While Isentress is a few bucks below the costs of Pfizer’s Selzentry (maraviroc) and Boehringer Ingelheim’s Aptivus (tipranavir)—and significantly cheaper than Roche’s $61-a-day Fuzeon (enfuvirtide)—the FPC says that Merck neither set a new standard for low pricing nor agreed to freeze the price of the drug for the next several years—another of the group’s advocacy goals. Delaney, one of the group’s members, says “While we believe that the price should be lower still, Merck at least avoided the conventional pricing strategy of ‘whatever the market will bear,’” adding that if Merck had agreed to freeze the price of the drug, “that would have been a challenge to the rest of the industry, and I think they missed an opportunity to show some leadership there.”
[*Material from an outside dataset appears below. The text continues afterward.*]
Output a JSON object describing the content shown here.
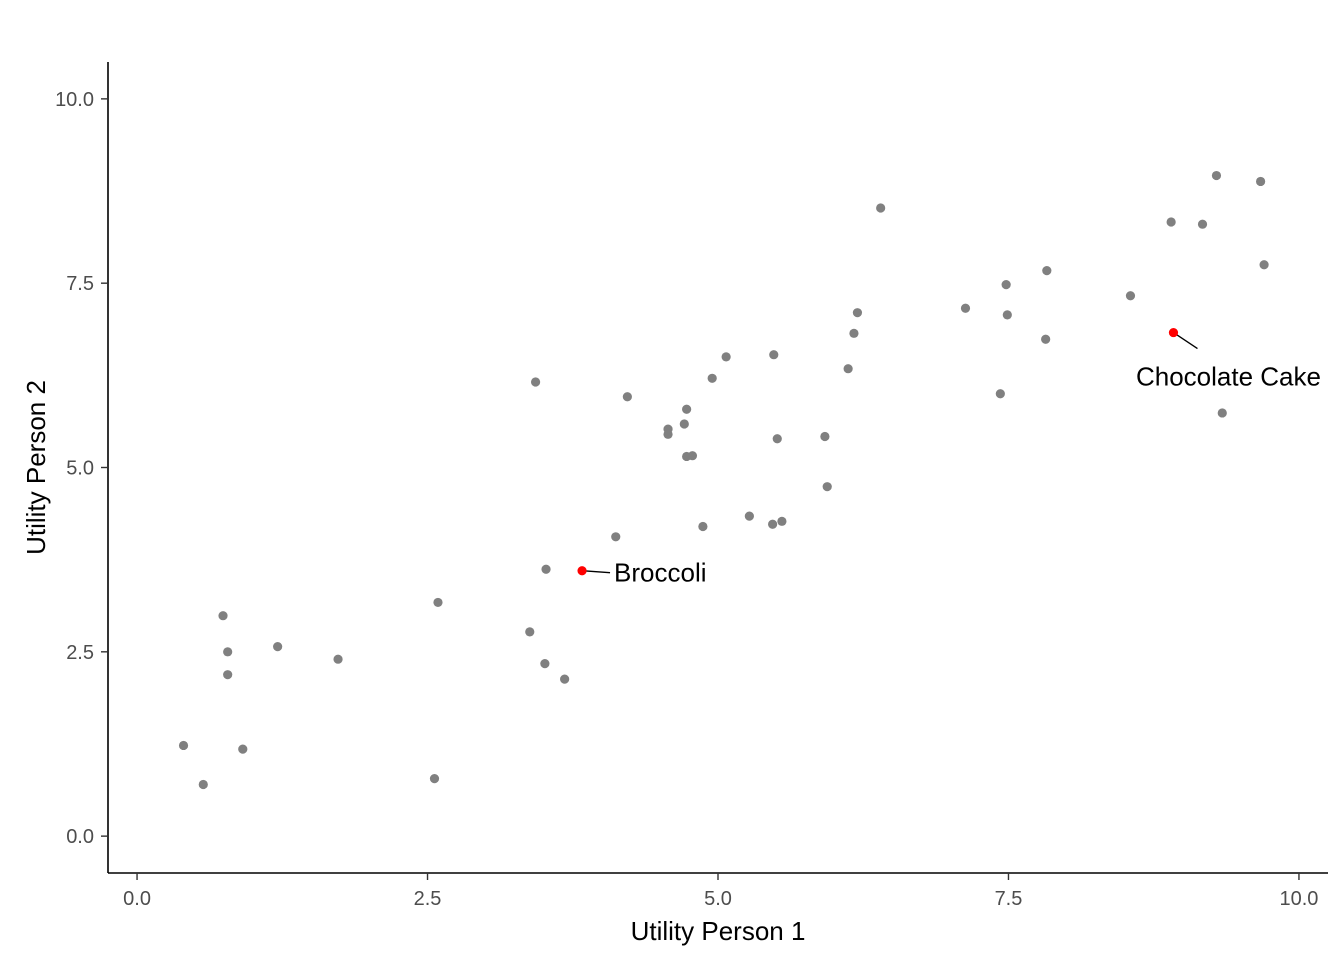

Pricing concerns aside, activists and researchers agree that the timing of the FDA approval of such a potent and unique drug is its shining glory, especially for people with drug-resistant HIV who have gone through most of the other treatment options available. Isentress arrives hard on the heals of two other relatively new drugs, Selzentry and Prezista (darunavir). Although Delaney feels Isentress “is the best drug yet for HIV” it’s the timing of Isentress’s approval that makes it so special. He says, “The message isn’t just about ‘Try Isentress,’ but rather that [people] can now put together a whole new regimen of at least three drugs that [their] system has never been exposed to before…and that is a remarkable opportunity that’s never happened before.”